Sin embargo, tal vez también fue un truco de la mente, un truco de la luz. No es el fútbol como lo recordamos, no porque no sea fútbol, sino porque lo recordamos mal. Recordamos las mejores jugadas, los momentos que nos quitan el aliento, y no la realidad mundana de la vida que a menudo subyuga al aficionado deportivo.

Apreciar el resultado más predecible

El campeonato del Bayern Múnich, poco acostumbrado a sufrir por un título, llegó por la vía difícil.
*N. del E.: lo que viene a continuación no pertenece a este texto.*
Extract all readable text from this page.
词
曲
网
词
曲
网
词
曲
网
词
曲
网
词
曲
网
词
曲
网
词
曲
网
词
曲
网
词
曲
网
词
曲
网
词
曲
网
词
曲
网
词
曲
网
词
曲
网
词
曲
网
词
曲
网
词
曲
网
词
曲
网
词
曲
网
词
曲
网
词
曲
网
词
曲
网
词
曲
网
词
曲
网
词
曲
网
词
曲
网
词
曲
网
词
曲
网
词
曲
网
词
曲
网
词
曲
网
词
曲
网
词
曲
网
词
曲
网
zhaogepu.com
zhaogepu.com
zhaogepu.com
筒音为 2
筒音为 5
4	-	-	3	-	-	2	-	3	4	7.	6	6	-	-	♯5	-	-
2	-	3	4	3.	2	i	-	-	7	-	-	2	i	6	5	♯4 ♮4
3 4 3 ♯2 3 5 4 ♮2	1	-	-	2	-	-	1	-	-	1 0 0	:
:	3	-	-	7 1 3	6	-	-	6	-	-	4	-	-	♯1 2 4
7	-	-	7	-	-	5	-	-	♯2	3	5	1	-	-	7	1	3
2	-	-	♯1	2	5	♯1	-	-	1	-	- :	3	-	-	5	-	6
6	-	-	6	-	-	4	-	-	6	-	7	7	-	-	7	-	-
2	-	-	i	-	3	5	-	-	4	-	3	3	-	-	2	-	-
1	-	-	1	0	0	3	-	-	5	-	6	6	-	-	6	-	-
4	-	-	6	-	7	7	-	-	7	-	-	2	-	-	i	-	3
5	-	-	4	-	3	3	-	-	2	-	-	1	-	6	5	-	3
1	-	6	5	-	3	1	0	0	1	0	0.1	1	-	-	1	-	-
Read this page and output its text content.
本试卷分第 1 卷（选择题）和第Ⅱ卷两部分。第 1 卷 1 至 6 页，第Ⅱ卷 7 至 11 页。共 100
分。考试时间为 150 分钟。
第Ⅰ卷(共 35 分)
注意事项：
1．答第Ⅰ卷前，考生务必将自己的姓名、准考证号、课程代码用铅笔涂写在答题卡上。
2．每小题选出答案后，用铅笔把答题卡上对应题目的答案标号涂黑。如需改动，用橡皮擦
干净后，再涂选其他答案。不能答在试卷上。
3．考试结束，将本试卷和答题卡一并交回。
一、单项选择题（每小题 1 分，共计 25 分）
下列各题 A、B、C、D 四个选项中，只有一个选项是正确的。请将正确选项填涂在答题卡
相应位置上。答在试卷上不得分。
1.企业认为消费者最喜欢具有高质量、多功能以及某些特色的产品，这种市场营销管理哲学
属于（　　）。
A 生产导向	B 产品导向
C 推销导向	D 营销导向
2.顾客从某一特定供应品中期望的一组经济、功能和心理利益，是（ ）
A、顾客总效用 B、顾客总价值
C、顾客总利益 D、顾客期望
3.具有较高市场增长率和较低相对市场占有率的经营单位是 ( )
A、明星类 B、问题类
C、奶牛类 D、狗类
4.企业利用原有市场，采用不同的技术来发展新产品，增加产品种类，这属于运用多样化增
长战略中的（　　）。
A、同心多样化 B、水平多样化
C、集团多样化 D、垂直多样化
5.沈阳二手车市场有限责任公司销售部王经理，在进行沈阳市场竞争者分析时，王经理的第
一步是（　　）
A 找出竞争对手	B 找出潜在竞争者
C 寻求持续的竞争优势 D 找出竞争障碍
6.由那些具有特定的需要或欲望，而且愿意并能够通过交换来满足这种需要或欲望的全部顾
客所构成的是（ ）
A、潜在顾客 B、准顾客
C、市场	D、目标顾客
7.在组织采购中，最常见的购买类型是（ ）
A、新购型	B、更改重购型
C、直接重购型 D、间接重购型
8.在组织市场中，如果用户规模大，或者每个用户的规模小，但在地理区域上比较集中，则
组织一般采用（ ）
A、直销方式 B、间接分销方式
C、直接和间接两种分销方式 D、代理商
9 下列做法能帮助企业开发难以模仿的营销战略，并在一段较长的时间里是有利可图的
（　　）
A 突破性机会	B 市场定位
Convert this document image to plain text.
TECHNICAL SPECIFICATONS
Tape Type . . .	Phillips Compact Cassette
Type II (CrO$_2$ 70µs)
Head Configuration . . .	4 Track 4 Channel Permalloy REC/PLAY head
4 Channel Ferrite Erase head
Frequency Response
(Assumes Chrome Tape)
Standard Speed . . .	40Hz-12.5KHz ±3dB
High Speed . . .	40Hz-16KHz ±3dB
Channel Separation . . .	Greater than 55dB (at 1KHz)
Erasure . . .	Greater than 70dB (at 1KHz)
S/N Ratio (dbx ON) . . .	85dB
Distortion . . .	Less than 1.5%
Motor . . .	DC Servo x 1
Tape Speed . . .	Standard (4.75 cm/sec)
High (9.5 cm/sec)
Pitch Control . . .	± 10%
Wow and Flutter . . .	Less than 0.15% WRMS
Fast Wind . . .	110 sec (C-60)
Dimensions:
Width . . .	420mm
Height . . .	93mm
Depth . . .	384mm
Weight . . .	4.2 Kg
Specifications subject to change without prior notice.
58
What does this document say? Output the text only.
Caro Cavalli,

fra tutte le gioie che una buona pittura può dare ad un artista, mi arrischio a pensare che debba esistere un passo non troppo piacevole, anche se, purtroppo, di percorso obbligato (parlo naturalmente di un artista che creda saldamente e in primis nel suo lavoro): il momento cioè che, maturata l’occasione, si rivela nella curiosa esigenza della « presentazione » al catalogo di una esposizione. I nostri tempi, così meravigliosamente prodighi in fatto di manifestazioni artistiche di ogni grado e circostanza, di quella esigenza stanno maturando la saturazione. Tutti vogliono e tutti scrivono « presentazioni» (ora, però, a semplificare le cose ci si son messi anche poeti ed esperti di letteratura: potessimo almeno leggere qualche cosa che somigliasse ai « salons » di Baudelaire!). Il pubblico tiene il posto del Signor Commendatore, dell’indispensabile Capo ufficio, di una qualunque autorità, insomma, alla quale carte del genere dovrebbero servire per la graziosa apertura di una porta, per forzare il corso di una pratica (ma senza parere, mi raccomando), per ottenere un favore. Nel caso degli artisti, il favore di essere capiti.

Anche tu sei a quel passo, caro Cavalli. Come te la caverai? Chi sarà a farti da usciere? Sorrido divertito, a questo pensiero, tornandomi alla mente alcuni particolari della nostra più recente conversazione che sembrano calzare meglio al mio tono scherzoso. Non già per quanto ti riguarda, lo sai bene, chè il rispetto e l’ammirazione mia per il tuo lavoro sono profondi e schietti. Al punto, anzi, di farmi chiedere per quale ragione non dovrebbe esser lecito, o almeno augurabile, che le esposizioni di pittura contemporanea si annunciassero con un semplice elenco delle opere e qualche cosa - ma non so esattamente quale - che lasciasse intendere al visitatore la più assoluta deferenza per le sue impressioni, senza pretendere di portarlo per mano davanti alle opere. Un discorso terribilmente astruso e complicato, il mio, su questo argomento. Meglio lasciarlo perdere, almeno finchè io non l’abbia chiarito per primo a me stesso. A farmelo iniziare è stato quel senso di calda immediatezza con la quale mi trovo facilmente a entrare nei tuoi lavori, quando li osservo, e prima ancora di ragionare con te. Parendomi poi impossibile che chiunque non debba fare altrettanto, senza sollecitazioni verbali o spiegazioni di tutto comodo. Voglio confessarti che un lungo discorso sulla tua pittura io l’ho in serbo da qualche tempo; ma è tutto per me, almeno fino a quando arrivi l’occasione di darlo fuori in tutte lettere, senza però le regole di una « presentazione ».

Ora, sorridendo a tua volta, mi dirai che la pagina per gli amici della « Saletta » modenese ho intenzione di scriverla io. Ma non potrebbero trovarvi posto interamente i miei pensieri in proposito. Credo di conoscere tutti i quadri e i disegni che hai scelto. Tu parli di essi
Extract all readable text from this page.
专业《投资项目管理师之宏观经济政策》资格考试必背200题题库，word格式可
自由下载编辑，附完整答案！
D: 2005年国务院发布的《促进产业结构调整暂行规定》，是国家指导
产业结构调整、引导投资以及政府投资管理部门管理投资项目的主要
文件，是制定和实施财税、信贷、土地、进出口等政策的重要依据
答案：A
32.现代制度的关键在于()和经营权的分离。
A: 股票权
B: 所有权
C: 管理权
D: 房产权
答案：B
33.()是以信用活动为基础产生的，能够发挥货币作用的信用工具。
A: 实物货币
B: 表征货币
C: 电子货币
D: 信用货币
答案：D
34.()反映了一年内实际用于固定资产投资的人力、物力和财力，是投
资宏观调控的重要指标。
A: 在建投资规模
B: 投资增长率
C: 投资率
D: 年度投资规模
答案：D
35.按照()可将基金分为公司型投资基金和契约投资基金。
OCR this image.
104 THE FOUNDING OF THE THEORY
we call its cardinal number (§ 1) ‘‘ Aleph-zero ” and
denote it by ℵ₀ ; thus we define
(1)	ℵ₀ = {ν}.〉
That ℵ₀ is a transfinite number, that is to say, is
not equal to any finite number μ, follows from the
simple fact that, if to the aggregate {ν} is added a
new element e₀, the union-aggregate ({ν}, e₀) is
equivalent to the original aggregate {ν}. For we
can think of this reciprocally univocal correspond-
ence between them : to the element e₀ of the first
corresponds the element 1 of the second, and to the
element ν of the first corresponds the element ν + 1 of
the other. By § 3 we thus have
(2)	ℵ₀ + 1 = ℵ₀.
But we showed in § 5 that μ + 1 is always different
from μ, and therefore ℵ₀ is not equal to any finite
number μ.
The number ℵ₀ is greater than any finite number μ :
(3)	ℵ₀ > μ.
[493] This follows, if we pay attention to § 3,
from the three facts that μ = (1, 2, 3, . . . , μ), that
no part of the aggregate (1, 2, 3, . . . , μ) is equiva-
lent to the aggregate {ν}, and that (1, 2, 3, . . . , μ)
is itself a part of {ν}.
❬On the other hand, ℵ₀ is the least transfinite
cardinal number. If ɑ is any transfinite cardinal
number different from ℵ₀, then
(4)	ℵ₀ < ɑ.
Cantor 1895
Tanto durante el juego del martes por la noche que selló el título —una victoria áspera en contra de un Werder Bremen bajo la amenaza del descenso, todavía más complicada por la tarjeta roja para Alphonso Davies— como a lo largo de toda la temporada.

En noviembre, cuando el Bayern perdió 5-1 en contra del Eintracht Frankfurt, parecía que su control de siete años sobre el trofeo de la Bundesliga estaba empezando a menguar. Dio la impresión de que la escuadra estaba desesperada por rejuvenecimiento, atrapada en esa tierra de nadie del cambio generacional. Nico Kovac fue despedido del cargo de entrenador. El RB Leipzig, el Borussia Mönchengladbach y el Borussia Dortmund parecían estar en un buen lugar para intentar adueñarse de la corona.

El final en Alemania fue el mismo de siempre: el Bayern obtuvo un título más. Es el octavo sin interrupción, y esto provoca más preocupación que felicidad. Sin embargo, bajo las circunstancias actuales, esa inquietud tal vez debería dejarse de lado un momento, porque la victoria del Bayern, hasta cierto grado, es una victoria para el fútbol alemán en conjunto.